New Zealanders work too hard
Emigration to New Zealand: "You have to work hard here too"
Christine Brunner (33) emigrated to Auckland around two years ago. In our new section, she tells how she fared with the Kiwis and what others can expect who are also thinking about moving to New Zealand.
WRM: Why did you choose New Zealand of all places as the new center of your life?
Christine Brunner: In 2006, more or less by chance, I completed a six-month internship abroad in New Zealand and even then toyed with the idea of staying here. In Germany, as a young professional in the media industry, I had a hard time with badly paid jobs and temporary contracts. Getting started in New Zealand wasn't easy either, but it was totally worth it. Our life here is very different: We are much more outdoors in nature or on the beach, have completely new hobbies and enjoy the mild climate in Auckland. Even if it sounds totally clichéd: the people here are simply better off. Not as many complainers, bean counters and know-it-alls as in Germany.
How could you settle in in the new country?
I've been around the world a lot and my English was pretty good when I arrived, so I had no problem settling in at all. I think the language plays a big role. We were fed up with Germany, all the political problems and the euro crisis, and we were sure from the start that we wanted to put down roots in New Zealand. Of course, you have to work hard in New Zealand and nothing is given to you.
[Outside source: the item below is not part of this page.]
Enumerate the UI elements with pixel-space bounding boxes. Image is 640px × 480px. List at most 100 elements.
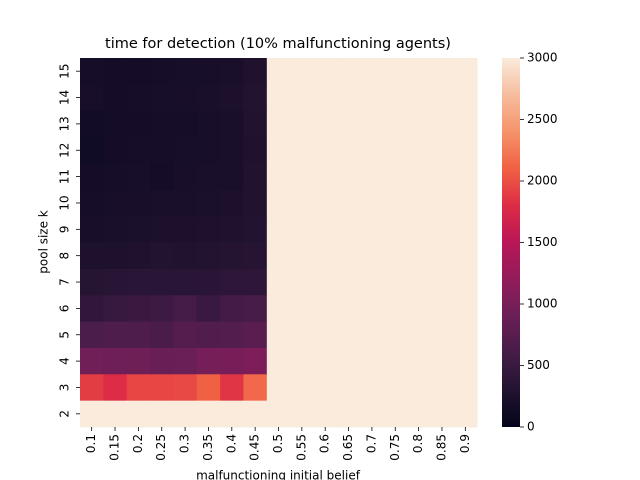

Since many kiwis don't even see the need to hang in there, you can go a long way here with a healthy Central European work ethic. Anyone who is too pedantic and meticulous, ie too “German”, can easily get offended because the Kiwis see everything a little more relaxed.
What does it take to emigrate to New Zealand?
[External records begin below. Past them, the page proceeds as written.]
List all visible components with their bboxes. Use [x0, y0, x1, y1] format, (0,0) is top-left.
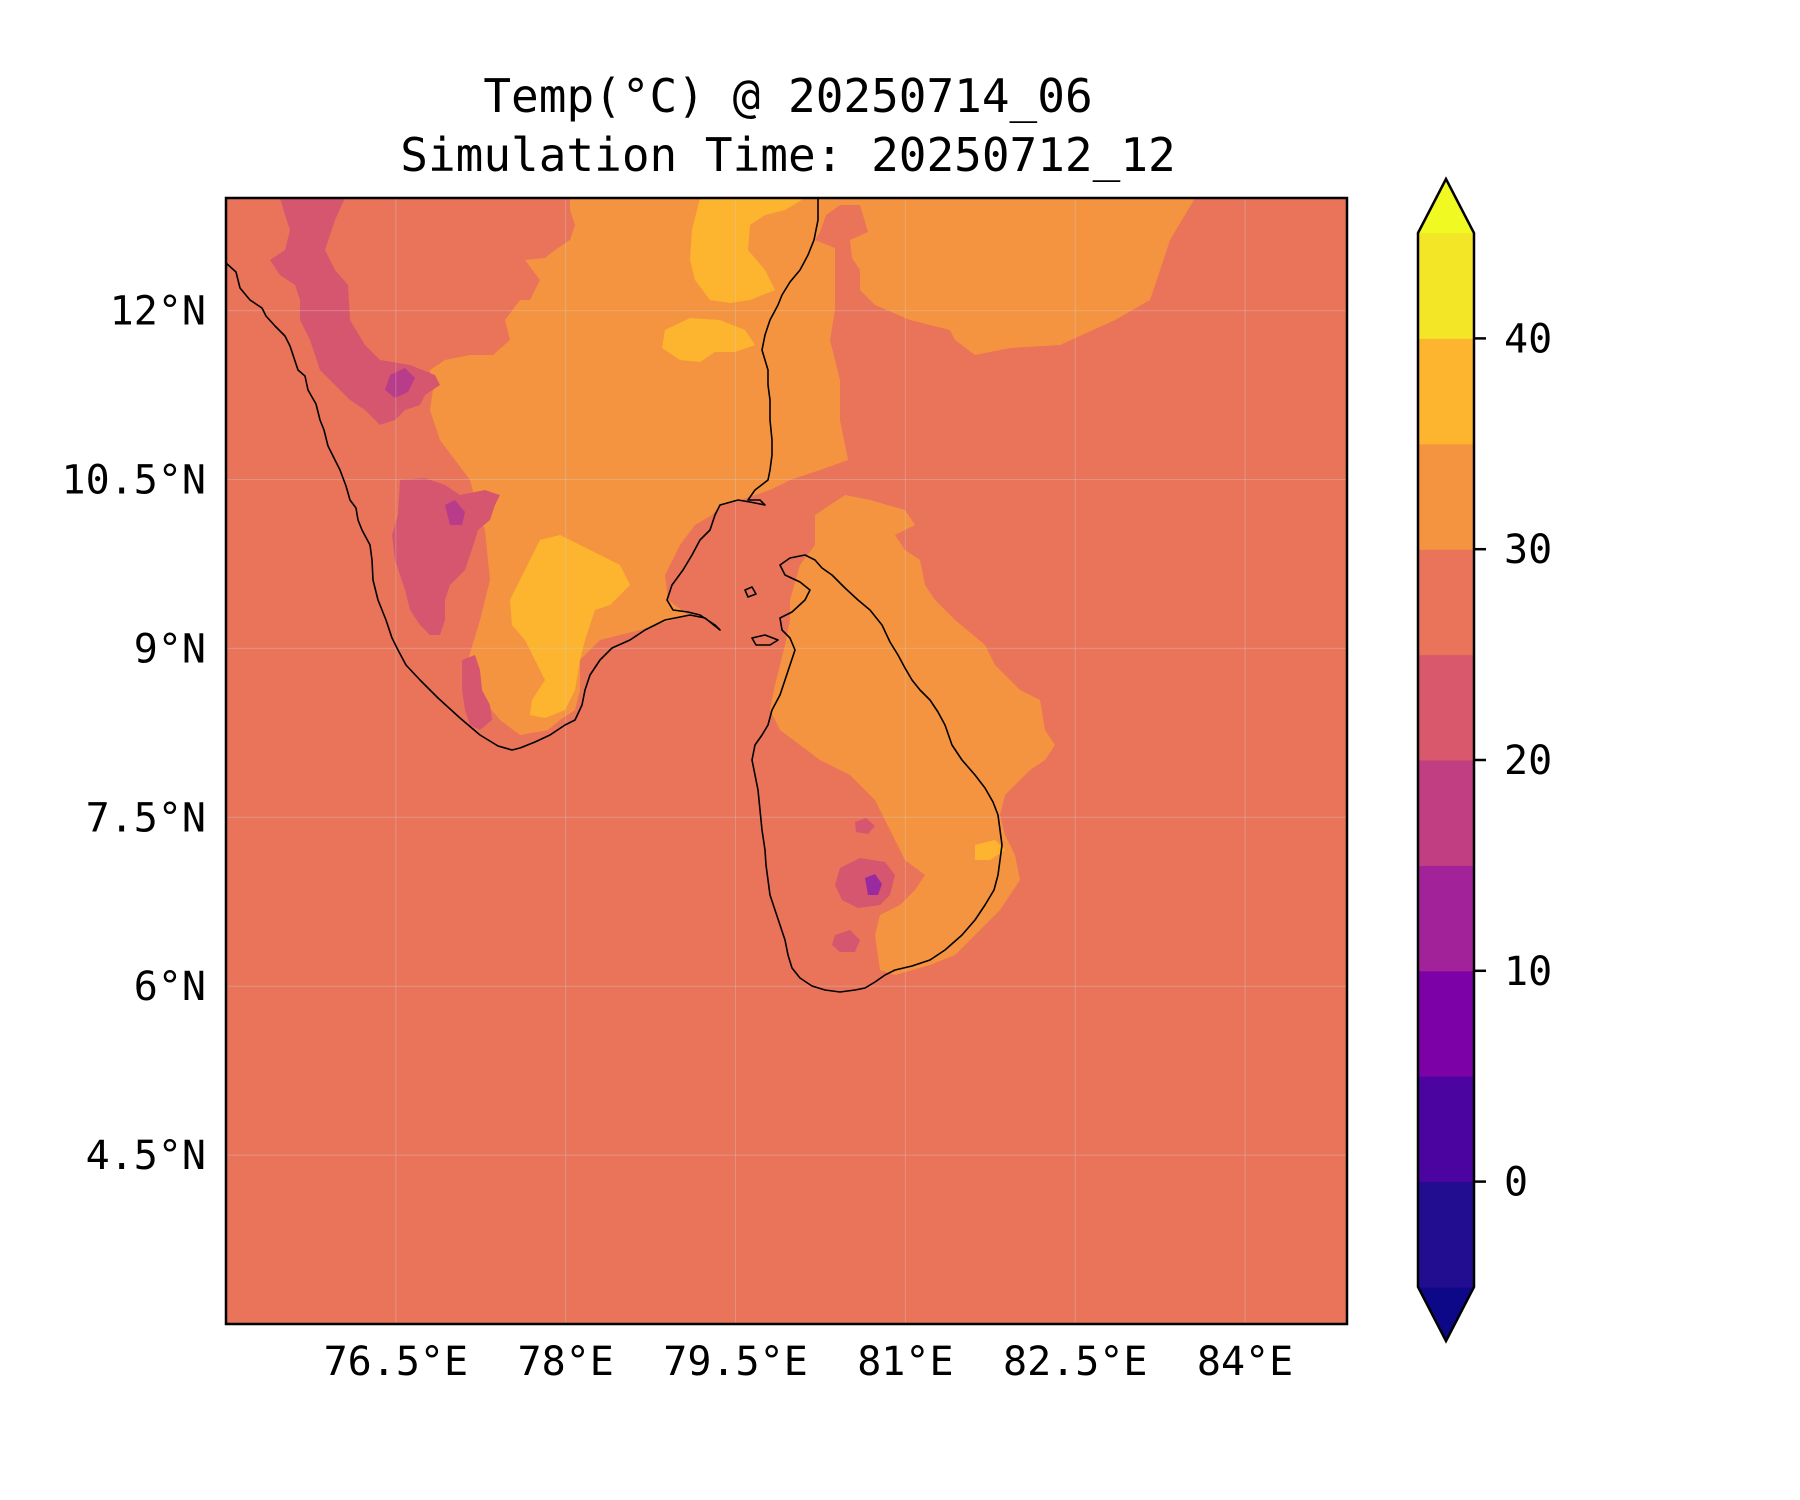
- colorbar-segment: [1418, 233, 1474, 339]
- central-hot-region: [662, 318, 755, 362]
- longitude-tick-label: 81°E: [857, 1339, 953, 1385]
- simulation-time-subtitle: Simulation Time: 20250712_12: [400, 128, 1175, 182]
- latitude-tick-label: 12°N: [110, 289, 206, 335]
- colorbar-segment: [1418, 443, 1474, 550]
- sri-lanka-small-cool-region: [855, 818, 875, 834]
- colorbar-outline: [1416, 176, 1476, 1344]
- map-plot-area: [226, 198, 1347, 1324]
- latitude-tick-label: 9°N: [134, 626, 206, 672]
- colorbar-tick-label: 30: [1504, 527, 1552, 573]
- colorbar-under-extension: [1418, 1287, 1474, 1341]
- longitude-tick-label: 84°E: [1197, 1339, 1293, 1385]
- coldest-region-10-15: [865, 874, 882, 895]
- latitude-axis: 12°N 10.5°N 9°N 7.5°N 6°N 4.5°N: [62, 289, 207, 1179]
- latitude-tick-label: 10.5°N: [62, 458, 207, 504]
- colorbar-segment: [1418, 654, 1474, 761]
- rameswaram-island-coastline: [744, 586, 757, 598]
- longitude-axis: 76.5°E 78°E 79.5°E 81°E 82.5°E 84°E: [324, 1339, 1294, 1385]
- sri-lanka-south-cool-region: [832, 930, 860, 952]
- map-title: Temp(°C) @ 20250714_06: [483, 69, 1092, 123]
- south-hot-region: [510, 535, 630, 718]
- colorbar-segment: [1418, 970, 1474, 1077]
- ghats-cold-pocket-north: [385, 368, 415, 398]
- hot-region-35-40: [510, 198, 1005, 860]
- longitude-tick-label: 78°E: [518, 1339, 614, 1385]
- cold-region-15-20: [385, 368, 465, 525]
- india-coastline: [226, 198, 819, 751]
- coastlines: [226, 198, 1003, 993]
- colorbar-tick-label: 40: [1504, 316, 1552, 362]
- colorbar-tick-label: 10: [1504, 949, 1552, 995]
- latitude-tick-label: 6°N: [134, 964, 206, 1010]
- ghats-cold-pocket-south: [445, 500, 465, 525]
- colorbar-segment: [1418, 549, 1474, 656]
- sri-lanka-peak-coldest: [865, 874, 882, 895]
- mannar-island-coastline: [751, 634, 779, 646]
- cool-region-20-25: [270, 198, 895, 952]
- sri-lanka-coast-hot-spot: [975, 840, 1005, 860]
- sri-lanka-coastline: [751, 554, 1003, 993]
- latitude-tick-label: 4.5°N: [86, 1133, 206, 1179]
- colorbar-segment: [1418, 338, 1474, 445]
- colorbar-tick-label: 0: [1504, 1160, 1528, 1206]
- western-ghats-north-cool-region: [270, 198, 440, 425]
- western-ghats-south-cool-region: [392, 478, 500, 635]
- longitude-tick-label: 79.5°E: [663, 1339, 808, 1385]
- sri-lanka-highland-cool-region: [835, 858, 895, 908]
- north-hot-region: [690, 198, 805, 303]
- indian-mainland-warm-region: [430, 198, 1195, 735]
- colorbar-segment: [1418, 1076, 1474, 1183]
- longitude-tick-label: 76.5°E: [324, 1339, 469, 1385]
- colorbar-segment: [1418, 760, 1474, 866]
- colorbar-segment: [1418, 865, 1474, 972]
- map-plot-frame: [224, 196, 1349, 1326]
- map-gridlines: [226, 198, 1347, 1324]
- colorbar-segment: [1418, 1181, 1474, 1288]
- western-ghats-tail-cool-region: [462, 655, 492, 730]
- temperature-colorbar: 0 10 20 30 40: [1416, 176, 1552, 1344]
- colorbar-tick-label: 20: [1504, 738, 1552, 784]
- colorbar-over-extension: [1418, 179, 1474, 233]
- latitude-tick-label: 7.5°N: [86, 795, 206, 841]
- longitude-tick-label: 82.5°E: [1003, 1339, 1148, 1385]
Only with a qualification that is recognized and sought after in New Zealand is there a chance of obtaining a permanent residence permit. New Zealand has a strict points system, requires a health test and a language test from all immigrants. The times when every hippie was given a visa are long gone.
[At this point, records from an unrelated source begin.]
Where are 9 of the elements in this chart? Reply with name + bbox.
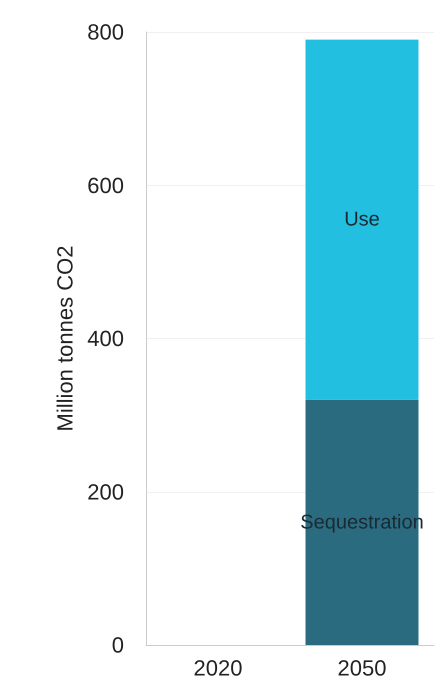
y-tick-label: 400	[87, 326, 124, 351]
x-tick-label: 2020	[194, 656, 242, 680]
y-tick-label: 0	[112, 632, 124, 658]
x-tick-label: 2050	[338, 656, 386, 680]
y-tick-label: 600	[87, 172, 124, 198]
y-axis-title: Million tonnes CO2	[52, 246, 78, 432]
y-tick-label: 200	[87, 479, 124, 504]
series-label: Use	[344, 208, 380, 231]
y-tick-label: 800	[87, 20, 124, 44]
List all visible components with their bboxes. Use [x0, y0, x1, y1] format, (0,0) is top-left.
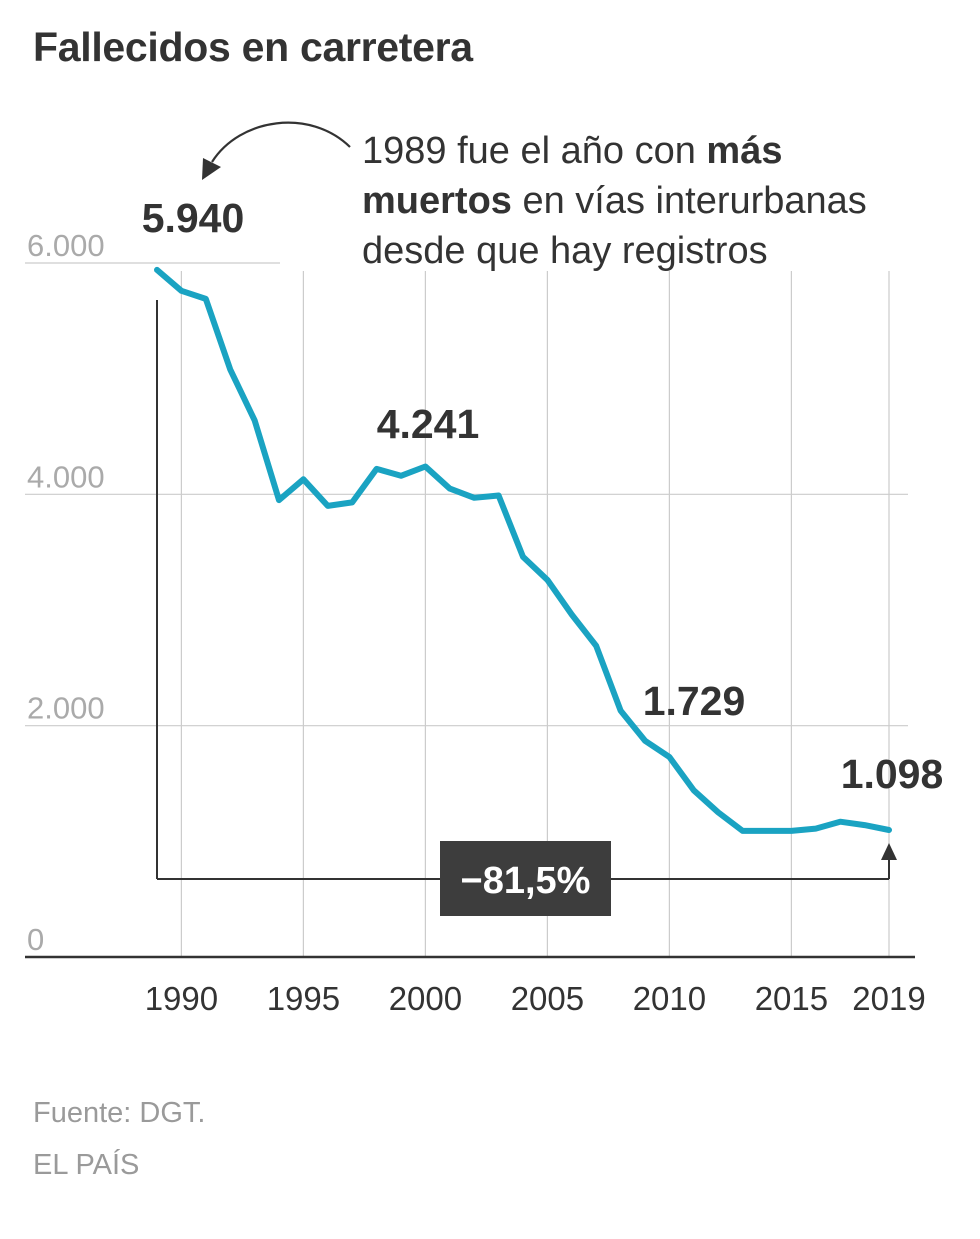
callout-bold-text: muertos	[362, 180, 512, 222]
x-tick-label: 1995	[267, 980, 340, 1017]
change-label-box	[440, 841, 611, 916]
x-tick-label: 1990	[145, 980, 218, 1017]
source-note: Fuente: DGT.	[33, 1097, 206, 1129]
y-tick-label: 2.000	[27, 691, 105, 726]
data-label: 5.940	[142, 195, 245, 241]
change-label: −81,5%	[461, 860, 591, 902]
series-line	[154, 266, 892, 834]
y-tick-label: 4.000	[27, 459, 105, 494]
callout-line-1: 1989 fue el año con más	[362, 130, 782, 172]
x-tick-label: 2010	[633, 980, 706, 1017]
callout-text: en vías interurbanas	[512, 180, 867, 222]
x-tick-label: 2019	[852, 980, 925, 1017]
callout-line-3: desde que hay registros	[362, 230, 768, 272]
x-tick-label: 2015	[755, 980, 828, 1017]
y-tick-label: 0	[27, 922, 44, 957]
data-label: 1.729	[643, 678, 746, 724]
data-label: 1.098	[841, 751, 944, 797]
chart-title: Fallecidos en carretera	[33, 24, 473, 70]
callout-bold-text: más	[706, 130, 782, 172]
credit-note: EL PAÍS	[33, 1149, 140, 1181]
x-tick-label: 2005	[511, 980, 584, 1017]
callout-arrow	[211, 121, 351, 163]
line-chart: 0 2.000 4.000 6.000 −81,5% 1990 1995 2000 2005 20…	[25, 121, 944, 1017]
x-tick-label: 2000	[389, 980, 462, 1017]
change-arrowhead	[881, 843, 897, 860]
y-tick-label: 6.000	[27, 228, 105, 263]
data-label: 4.241	[377, 401, 480, 447]
callout-line-2: muertos en vías interurbanas	[362, 180, 867, 222]
callout-text: 1989 fue el año con	[362, 130, 706, 172]
callout-arrowhead	[202, 158, 221, 180]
What kind of work is the easiest to find as a German or Swiss? What is asked, what is less?
There is no general answer to that. Two lists of sought-after occupations, the “Essential Skills Shortage Lists”, which are regularly updated by the New Zealand government, can be a guide. Forums and social networks are also an important source of information. Try to get in touch with someone who lives in New Zealand and who has the same qualifications. This is the only way to get solid information.
What is the best way to go about looking for a job? Are you traveling there or looking from home?
It's difficult either way. Applying from Germany is pretty hopeless. I think it's the biggest mistake that many immigrants make, shipping the kids to New Zealand before you have a job and a visa. This puts you under enormous pressure. When children are involved, the parent with the best job prospects should travel to New Zealand alone and find something. Anyone who says that this is not financially feasible, I can only say: You shouldn't get started without a sufficient financial cushion anyway. Emigrating is expensive.
You write in your blog that the application is not the same as in Germany. You already have to write your CV differently.
On the Internet you can find out what to look for in a New Zealand résumé. There are also free courses for immigrants. For example, you can get support in libraries. The KO. The criterion is often the "kiwi experience", ie work experience in New Zealand. Those who cannot show that are often left behind.
How does the whole thing look economically? Does it even pay off to take a job in New Zealand?
I am part of the internship generation. I never had a well-paid job in Germany. So my expectations weren't that high and I and my husband feel better financially in New Zealand than in Germany. We are now thinking about buying a house. That would never have occurred to us in Germany. If you look around, everyone drives the same Japanese used cars here, most couples can afford a house, and people don't think too much about money when they start a family. Many women go to work even though they have two or three children. That's normal here.
How do you experience the integration into the country? Is it easy to find contacts?
We actually only had positive experiences. Once we spoke to a very old New Zealander in a market. When we mentioned that we are Germans, he said that the Second World War was really stupid of us, but we Germans are hardworking, so he doesn't mind if we stay here. New Zealanders usually know that immigrants bring their qualifications and money with them. Anyone who works is welcome. Chinese or Indian immigrants must have a harder time than Europeans because they look alien. We have a lot of German friends here. The kiwis usually take a little longer to really thaw.
Another personal question: after two years, is New Zealand still the country where you want to grow old?
Yes absolutely. The longer I am here, the less I worry about my future. We want to buy a house and settle here forever. Of course, I sometimes miss my family and my old friends from Germany - but that's all. No, New Zealand is really good for us. It was hard work to get here, but it was totally worth it. I don't want to get political here, but Germany has a few big problems to deal with in the next few years with its demographic problem, uncontrolled immigration and the European Union. New Zealand has already struggled with the economic crisis, but things are looking up and here I am confident about the future.
Christine Brunner reports on her blog at www.kiwifinch.com about her experiences in New Zealand and gives readers who are also thinking of emigrating numerous practical tips.